Irwin questioned “how an 8-year-old orphan could be a national security threat.” But prejudice prevailed. Yet, according to a 1949 article in the Pacific Citizen, Col. Karl R. Bendetsen, the Army’s chief evacuation architect in Washington, D.C., said, “I am determined that if they have one drop of Japanese blood in them, they must all go to [an internment] camp.”
Just being incarcerated behind barbed-wire fences and housed in barracks disrupted family life,” said Irwin. Life in the camps took away many of the normal day-to-day types of interactions and activities that families would normally experience and undermined the authority of the parents.
Embrey also spoke to the renewed significance of what happened at Manzanar and expressed concern about “the (political) climate taking a dangerous turn as voices are daily being heard that we would like to speak against.” He emphasized that “we need to speak to this atrocity to those in power.
“Race prejudice, war hysteria and a failure of political leadership were the driving forces behind the internment,” Embrey continued. “We know there was no military necessity to incarcerate 101 orphans. We know there was no military necessity to place anyone behind barb wire . . . in 1942 many knew this, but few stood up to say this is wrong.”
Embrey cautioned that many of the same arguments used to incarcerate Japanese Americans in 1942 are being voiced by current presidential candidates, mayors and other political leaders, including even a
general.
“We must add our voices against those who would take away the Constitutional rights of others on the basis of their race, language, religion or because they look different,” said Embrey. “That is what happened to us in 1942. We must remember so America does not forget.”
The final speaker, Maytha Alhassen, a Southern California native and University of Southern California Provost Ph.D. Fellow in American Studies and Ethnicity, spoke forcefully on behalf of America’s Muslim and Arab communities.
Alhassen said that after 9/11, the Japanese American community in Los Angeles and the Manzanar Committee supported Muslims and Arabs, saying “Never forget” in reference to what happened to Japanese Americans during World War II.
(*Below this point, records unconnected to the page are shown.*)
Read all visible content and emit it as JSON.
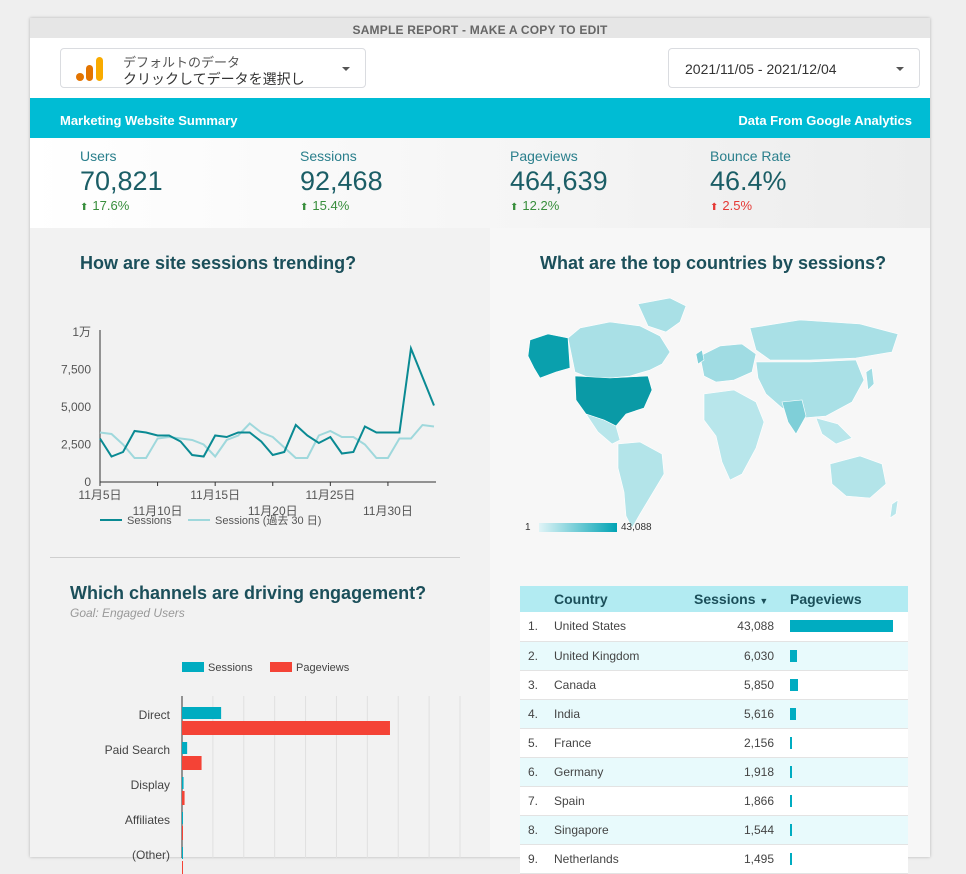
{
  "banner": "SAMPLE REPORT - MAKE A COPY TO EDIT",
  "datasource": {
    "line1": "デフォルトのデータ",
    "line2": "クリックしてデータを選択し"
  },
  "date_range": "2021/11/05 - 2021/12/04",
  "header": {
    "left": "Marketing Website Summary",
    "right": "Data From Google Analytics"
  },
  "kpis": [
    {
      "label": "Users",
      "value": "70,821",
      "delta": "17.6%"
    },
    {
      "label": "Sessions",
      "value": "92,468",
      "delta": "15.4%"
    },
    {
      "label": "Pageviews",
      "value": "464,639",
      "delta": "12.2%"
    },
    {
      "label": "Bounce Rate",
      "value": "46.4%",
      "delta": "2.5%"
    }
  ],
  "colors": {
    "teal": "#00bcd4",
    "good": "#388e3c",
    "bad": "#e53935",
    "series_main": "#0a8a93",
    "series_prev": "#9fd8dc",
    "sessions_bar": "#00acc1",
    "pageviews_bar": "#f44336"
  },
  "trend_title": "How are site sessions trending?",
  "map_title": "What are the top countries by sessions?",
  "map_scale": {
    "min": "1",
    "max": "43,088"
  },
  "channels_title": "Which channels are driving engagement?",
  "channels_subtitle": "Goal: Engaged Users",
  "chart_data": [
    {
      "type": "line",
      "yticks": [
        "0",
        "2,500",
        "5,000",
        "7,500",
        "1万"
      ],
      "ylim": [
        0,
        10000
      ],
      "xticks_top": [
        "11月5日",
        "11月15日",
        "11月25日"
      ],
      "xticks_bottom": [
        "11月10日",
        "11月20日",
        "11月30日"
      ],
      "x": [
        "11/5",
        "11/6",
        "11/7",
        "11/8",
        "11/9",
        "11/10",
        "11/11",
        "11/12",
        "11/13",
        "11/14",
        "11/15",
        "11/16",
        "11/17",
        "11/18",
        "11/19",
        "11/20",
        "11/21",
        "11/22",
        "11/23",
        "11/24",
        "11/25",
        "11/26",
        "11/27",
        "11/28",
        "11/29",
        "11/30",
        "12/1",
        "12/2",
        "12/3",
        "12/4"
      ],
      "series": [
        {
          "name": "Sessions",
          "values": [
            2900,
            1700,
            2000,
            3400,
            3300,
            3100,
            3100,
            2700,
            1800,
            1700,
            3100,
            3000,
            3300,
            3300,
            2700,
            1800,
            2000,
            3800,
            3100,
            2600,
            3000,
            1900,
            2000,
            3700,
            3300,
            3300,
            3300,
            8900,
            7000,
            5100
          ]
        },
        {
          "name": "Sessions (過去 30 日)",
          "values": [
            3300,
            3200,
            2500,
            1600,
            1600,
            2900,
            3000,
            2900,
            2800,
            2500,
            1700,
            2800,
            3100,
            3900,
            3300,
            3000,
            2300,
            1600,
            1600,
            3100,
            3400,
            3000,
            3000,
            2500,
            1600,
            1600,
            2900,
            2900,
            3800,
            3700
          ]
        }
      ]
    },
    {
      "type": "bar",
      "orientation": "horizontal",
      "categories": [
        "Direct",
        "Paid Search",
        "Display",
        "Affiliates",
        "(Other)"
      ],
      "series": [
        {
          "name": "Sessions",
          "values": [
            38000,
            5000,
            1500,
            300,
            100
          ]
        },
        {
          "name": "Pageviews",
          "values": [
            202000,
            19000,
            2500,
            500,
            200
          ]
        }
      ],
      "xlim": [
        0,
        270000
      ]
    }
  ],
  "countries": {
    "headers": {
      "country": "Country",
      "sessions": "Sessions",
      "pageviews": "Pageviews"
    },
    "rows": [
      {
        "idx": "1.",
        "name": "United States",
        "sessions": "43,088",
        "pv": 1.0
      },
      {
        "idx": "2.",
        "name": "United Kingdom",
        "sessions": "6,030",
        "pv": 0.07
      },
      {
        "idx": "3.",
        "name": "Canada",
        "sessions": "5,850",
        "pv": 0.075
      },
      {
        "idx": "4.",
        "name": "India",
        "sessions": "5,616",
        "pv": 0.06
      },
      {
        "idx": "5.",
        "name": "France",
        "sessions": "2,156",
        "pv": 0.02
      },
      {
        "idx": "6.",
        "name": "Germany",
        "sessions": "1,918",
        "pv": 0.02
      },
      {
        "idx": "7.",
        "name": "Spain",
        "sessions": "1,866",
        "pv": 0.012
      },
      {
        "idx": "8.",
        "name": "Singapore",
        "sessions": "1,544",
        "pv": 0.015
      },
      {
        "idx": "9.",
        "name": "Netherlands",
        "sessions": "1,495",
        "pv": 0.012
      }
    ]
  }
}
She noted since 9/11, Muslim and Arab communities have been facing “fear-driven questions about their identity and loyalty.” She went on to say that the 9/11 attacks created “xenophobia, racism, prejudice and collective fear . . . toward Muslims and Arabs,” and spoke of 5,000 men who were placed in “preventive detention” and another 170,000 Muslim men that had to complete “special registration.”
Alhassen also cautioned that after 9/11, Congress passed the Patriot Act, which she called “an assault on all our freedoms.” She also called out presidential candidate Donald Trump for his “anti-Muslim rhetoric,” saying that he even went so far as to say that the incarceration of Japanese Americans during World War II was justified. In another example, Alhassen shared, “There was a mayor in Virginia who cited the relocation camps as having set a precedent that could be used for Syrian refugees.”
Alhassen’s final comment, ending the presentation part of the program, was for everyone “to embrace collective love over fear.”